One huge difference between the doping race in baseball and this sign-stealing mess is that active players have come out uniformly and screamed in disgust and anger about this scandal. Not so with steroids. Trying to get anybody in baseball to say anything about all the swollen muscle freaks surrounding them in the 1990s until, well, even today, has been like trying to get wallflowers to talk about their shyness.

And yet, all those home runs and all those blazing fastballs had a real-world effect on players who didn’t cheat. Why didn’t they care? Why didn’t they cry out?

Now players like Aaron Judge of the Yankees, who finished second to Altuve in the 2017 MVP race and whose team was beaten out by the Astros in the 2017 ALCS, say the sign-stealing scheme made him “sick to my stomach.’’

It is almost chuckle-worthy to me, at least, that NBA superstar LeBron James felt the need to rip the Astros on Twitter: “I know if someone cheated me out of winning a title and I found out about it I would be F*^king irate.’’

So how about current Cubs pitcher Yu Darvish, who started two games for the Dodgers in their 2017 World Series loss to the Astros? Darvish came out of that fray with two losses, an ERA of 21.60, and the reputation as a soft, big-game wuss who choked when the going got tough.

Did the sign-stealing affect him? Can anybody prove it didn’t?

Which brings up the question of how much difference it makes to a hitter if he knows what a pitcher is going to throw. To be certain a low and outside 78-mph breaking pitch is coming and not a 92-mph fastball down the pipe might be the difference between a hit and an out. Hard to say. Even in home-run derbies, with their own pitchers throwing mushballs across the plate, hitters don’t always go deep.

One thing is for sure. The Cubs were able to acquire Darvish at least partly because he was considered weak-willed and undependable. Opponent cheating likely did some of that to him.

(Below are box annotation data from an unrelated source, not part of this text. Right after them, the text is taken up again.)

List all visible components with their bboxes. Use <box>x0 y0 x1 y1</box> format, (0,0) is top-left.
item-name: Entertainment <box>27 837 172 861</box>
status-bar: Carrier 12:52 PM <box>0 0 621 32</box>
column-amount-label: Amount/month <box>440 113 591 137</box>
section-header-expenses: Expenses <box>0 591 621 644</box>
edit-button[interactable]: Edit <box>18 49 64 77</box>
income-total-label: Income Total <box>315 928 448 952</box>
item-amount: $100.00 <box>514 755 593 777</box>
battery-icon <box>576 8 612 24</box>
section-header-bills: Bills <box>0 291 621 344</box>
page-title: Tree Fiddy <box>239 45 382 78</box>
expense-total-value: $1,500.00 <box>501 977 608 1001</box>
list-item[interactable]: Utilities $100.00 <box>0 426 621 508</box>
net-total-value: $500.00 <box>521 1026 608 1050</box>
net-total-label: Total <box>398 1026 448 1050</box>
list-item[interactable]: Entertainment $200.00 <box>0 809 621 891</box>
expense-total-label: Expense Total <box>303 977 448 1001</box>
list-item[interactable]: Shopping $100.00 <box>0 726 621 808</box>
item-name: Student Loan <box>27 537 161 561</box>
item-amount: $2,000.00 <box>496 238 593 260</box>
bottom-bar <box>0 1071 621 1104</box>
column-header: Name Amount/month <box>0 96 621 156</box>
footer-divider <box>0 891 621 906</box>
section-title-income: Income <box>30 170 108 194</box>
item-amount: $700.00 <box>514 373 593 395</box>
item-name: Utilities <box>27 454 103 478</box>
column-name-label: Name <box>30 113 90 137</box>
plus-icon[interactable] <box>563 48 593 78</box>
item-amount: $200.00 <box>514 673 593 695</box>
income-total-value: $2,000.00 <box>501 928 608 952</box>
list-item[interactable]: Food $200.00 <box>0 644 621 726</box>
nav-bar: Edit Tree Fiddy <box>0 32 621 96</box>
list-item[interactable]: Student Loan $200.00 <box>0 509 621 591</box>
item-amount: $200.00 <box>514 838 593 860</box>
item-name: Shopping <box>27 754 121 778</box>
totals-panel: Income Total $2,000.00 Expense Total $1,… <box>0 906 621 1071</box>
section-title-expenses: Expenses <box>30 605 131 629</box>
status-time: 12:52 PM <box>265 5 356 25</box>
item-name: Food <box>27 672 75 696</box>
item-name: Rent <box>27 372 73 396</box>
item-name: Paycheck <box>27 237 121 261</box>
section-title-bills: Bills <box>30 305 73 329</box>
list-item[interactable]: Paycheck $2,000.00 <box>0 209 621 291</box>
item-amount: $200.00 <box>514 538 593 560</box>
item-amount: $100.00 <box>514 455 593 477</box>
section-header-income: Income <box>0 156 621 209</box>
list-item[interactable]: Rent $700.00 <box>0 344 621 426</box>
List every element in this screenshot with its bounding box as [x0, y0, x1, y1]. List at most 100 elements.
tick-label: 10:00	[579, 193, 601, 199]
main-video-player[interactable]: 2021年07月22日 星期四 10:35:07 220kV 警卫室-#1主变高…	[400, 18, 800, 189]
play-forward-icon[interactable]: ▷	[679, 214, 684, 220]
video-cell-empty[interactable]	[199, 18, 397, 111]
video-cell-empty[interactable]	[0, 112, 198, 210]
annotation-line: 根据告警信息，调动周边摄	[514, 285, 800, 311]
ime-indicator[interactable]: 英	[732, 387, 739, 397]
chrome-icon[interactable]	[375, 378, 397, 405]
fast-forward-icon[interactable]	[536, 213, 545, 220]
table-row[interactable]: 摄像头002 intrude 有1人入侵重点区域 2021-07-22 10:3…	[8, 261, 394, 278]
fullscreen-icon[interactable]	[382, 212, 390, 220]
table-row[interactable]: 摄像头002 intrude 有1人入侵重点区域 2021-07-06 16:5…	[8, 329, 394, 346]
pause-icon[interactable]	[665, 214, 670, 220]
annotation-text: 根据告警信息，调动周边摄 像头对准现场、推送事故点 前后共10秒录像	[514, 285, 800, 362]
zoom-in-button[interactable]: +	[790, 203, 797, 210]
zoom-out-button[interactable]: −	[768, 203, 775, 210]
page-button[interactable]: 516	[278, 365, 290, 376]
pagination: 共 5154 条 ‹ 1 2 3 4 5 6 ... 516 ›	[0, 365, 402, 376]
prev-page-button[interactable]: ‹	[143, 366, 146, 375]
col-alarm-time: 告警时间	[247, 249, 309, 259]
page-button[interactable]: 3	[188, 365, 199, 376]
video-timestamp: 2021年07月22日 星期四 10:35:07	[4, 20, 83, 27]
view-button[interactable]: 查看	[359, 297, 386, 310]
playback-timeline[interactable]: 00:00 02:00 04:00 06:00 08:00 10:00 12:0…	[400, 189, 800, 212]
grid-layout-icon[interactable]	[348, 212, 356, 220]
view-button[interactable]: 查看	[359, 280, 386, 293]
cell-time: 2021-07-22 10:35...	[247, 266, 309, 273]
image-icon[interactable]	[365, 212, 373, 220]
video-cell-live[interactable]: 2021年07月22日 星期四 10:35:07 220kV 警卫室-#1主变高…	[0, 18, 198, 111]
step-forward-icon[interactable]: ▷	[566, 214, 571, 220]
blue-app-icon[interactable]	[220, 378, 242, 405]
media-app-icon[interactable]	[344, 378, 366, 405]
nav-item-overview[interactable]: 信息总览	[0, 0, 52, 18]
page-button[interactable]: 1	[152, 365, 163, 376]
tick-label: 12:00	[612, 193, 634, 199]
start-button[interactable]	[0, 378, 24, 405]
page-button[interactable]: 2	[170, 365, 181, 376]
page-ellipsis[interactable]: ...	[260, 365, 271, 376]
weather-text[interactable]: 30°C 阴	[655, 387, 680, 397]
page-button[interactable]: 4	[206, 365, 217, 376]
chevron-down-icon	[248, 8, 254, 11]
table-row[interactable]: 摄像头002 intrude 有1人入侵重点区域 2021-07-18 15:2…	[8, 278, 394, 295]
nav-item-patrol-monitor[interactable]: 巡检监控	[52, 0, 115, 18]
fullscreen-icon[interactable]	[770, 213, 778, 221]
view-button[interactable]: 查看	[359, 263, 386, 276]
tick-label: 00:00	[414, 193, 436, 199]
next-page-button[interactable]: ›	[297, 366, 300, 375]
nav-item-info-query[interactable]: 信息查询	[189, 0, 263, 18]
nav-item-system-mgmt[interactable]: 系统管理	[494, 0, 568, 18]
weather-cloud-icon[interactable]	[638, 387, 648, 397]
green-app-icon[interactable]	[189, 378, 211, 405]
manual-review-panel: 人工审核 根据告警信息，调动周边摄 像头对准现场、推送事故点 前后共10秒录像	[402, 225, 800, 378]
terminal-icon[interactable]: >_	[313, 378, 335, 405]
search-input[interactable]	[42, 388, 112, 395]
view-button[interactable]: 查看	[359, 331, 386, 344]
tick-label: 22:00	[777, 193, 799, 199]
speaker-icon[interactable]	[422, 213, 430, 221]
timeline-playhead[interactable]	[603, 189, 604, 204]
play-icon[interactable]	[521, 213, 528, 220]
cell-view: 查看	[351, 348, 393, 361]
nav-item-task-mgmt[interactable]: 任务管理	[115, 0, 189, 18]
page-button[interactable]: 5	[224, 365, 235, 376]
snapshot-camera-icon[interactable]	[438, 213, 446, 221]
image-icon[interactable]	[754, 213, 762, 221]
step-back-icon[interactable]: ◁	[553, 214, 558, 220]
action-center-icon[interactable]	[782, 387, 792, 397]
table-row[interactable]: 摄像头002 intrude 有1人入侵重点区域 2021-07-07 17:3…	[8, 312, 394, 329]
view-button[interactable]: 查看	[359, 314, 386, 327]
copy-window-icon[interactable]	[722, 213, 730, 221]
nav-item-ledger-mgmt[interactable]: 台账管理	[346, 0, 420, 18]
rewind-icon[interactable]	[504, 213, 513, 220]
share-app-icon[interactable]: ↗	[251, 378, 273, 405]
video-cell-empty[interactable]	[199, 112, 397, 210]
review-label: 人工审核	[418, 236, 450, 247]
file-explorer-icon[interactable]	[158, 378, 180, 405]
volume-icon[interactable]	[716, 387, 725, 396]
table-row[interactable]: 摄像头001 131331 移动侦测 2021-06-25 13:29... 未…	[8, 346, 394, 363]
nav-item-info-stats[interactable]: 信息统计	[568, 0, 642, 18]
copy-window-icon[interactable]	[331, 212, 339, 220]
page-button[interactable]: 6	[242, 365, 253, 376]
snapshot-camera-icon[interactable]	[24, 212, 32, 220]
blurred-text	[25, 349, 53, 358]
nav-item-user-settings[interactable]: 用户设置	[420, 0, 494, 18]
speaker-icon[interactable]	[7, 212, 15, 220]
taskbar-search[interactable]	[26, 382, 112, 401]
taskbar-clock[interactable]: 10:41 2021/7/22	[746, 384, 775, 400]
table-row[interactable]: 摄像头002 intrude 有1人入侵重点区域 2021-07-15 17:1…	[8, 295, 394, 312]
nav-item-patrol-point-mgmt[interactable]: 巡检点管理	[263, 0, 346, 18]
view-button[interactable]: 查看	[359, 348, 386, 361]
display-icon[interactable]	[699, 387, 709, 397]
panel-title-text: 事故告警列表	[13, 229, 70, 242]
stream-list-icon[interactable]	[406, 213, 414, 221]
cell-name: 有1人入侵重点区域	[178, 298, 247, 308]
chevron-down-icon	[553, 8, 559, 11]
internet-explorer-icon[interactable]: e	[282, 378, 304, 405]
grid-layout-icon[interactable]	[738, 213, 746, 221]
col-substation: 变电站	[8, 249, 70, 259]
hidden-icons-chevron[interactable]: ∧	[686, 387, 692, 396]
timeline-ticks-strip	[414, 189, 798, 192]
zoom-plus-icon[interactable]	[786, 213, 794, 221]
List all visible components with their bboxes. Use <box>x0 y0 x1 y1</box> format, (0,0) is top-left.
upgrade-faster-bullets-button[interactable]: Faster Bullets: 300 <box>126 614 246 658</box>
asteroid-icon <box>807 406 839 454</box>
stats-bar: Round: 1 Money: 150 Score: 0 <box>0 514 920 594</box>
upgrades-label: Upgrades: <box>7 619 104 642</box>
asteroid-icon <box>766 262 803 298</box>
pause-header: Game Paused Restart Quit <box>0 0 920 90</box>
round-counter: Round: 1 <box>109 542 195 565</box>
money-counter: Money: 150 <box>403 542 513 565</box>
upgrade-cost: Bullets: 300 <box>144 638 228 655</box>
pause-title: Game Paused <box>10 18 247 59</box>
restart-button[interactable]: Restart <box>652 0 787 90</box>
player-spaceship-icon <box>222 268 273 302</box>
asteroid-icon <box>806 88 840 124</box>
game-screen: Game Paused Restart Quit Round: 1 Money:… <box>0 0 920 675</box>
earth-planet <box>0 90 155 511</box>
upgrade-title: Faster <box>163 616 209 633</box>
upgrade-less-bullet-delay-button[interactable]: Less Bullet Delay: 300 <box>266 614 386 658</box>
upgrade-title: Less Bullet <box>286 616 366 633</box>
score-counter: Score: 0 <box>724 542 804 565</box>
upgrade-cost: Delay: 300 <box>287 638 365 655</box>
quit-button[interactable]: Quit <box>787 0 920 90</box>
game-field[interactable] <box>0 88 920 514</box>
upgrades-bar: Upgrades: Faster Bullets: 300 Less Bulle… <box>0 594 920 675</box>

The Astros don’t play the Cubs or White Sox in this shortened 60-game season.

Lots of penalties have been laid on the Astros by the league, including executive firings, fines, and loss of draft choices. But they get to keep that 2017 World Series trophy.

What does that tell us?

This world is getting meaner and less civil, it seems to say to this old scribe. And I will always wonder why my sportswriting career was flowered with cheaters and cheating scandals the way a meadow path can be laced with sawgrass and stinging nettles.

Ben Johnson, Marion Jones, Tim Montgomery, C.J. Hunter, Michelle Smith, Lance Armstrong, Floyd Landis, Dion Lee, Dennis Lundy, Rick Pitino, John Calipari, Reggie Bush, Shawne Merriman, Ken Caminiti, Danny Almonte, Bill Belichick, Brian Cushing, so many Olympics stars I don’t know where to start, Jason Giambi, Manny Ramirez, Rafael Palmeiro, Mark McGwire, Bonds, Clemens, on and on.

Signifying what?

This.

Athletes and coaches want to win, and they will cheat to do it.

Moral reasoning and sportsmanship are way down the list of qualities champion athletes display. Thus, they are human. They are flawed. They are weak. They are, yes, sometimes evil.

It’s been my journalistic and life lesson. It probably should be all of ours. Yet sometimes those champions are glorious, transcendent, inspiring. That goodness they can display is true, too.

We can’t lose faith in mankind, because we can always strive to understand what moves us and what is the right thing to do.

And we can decide what winning is worth. We should do that. And what cheating destroys.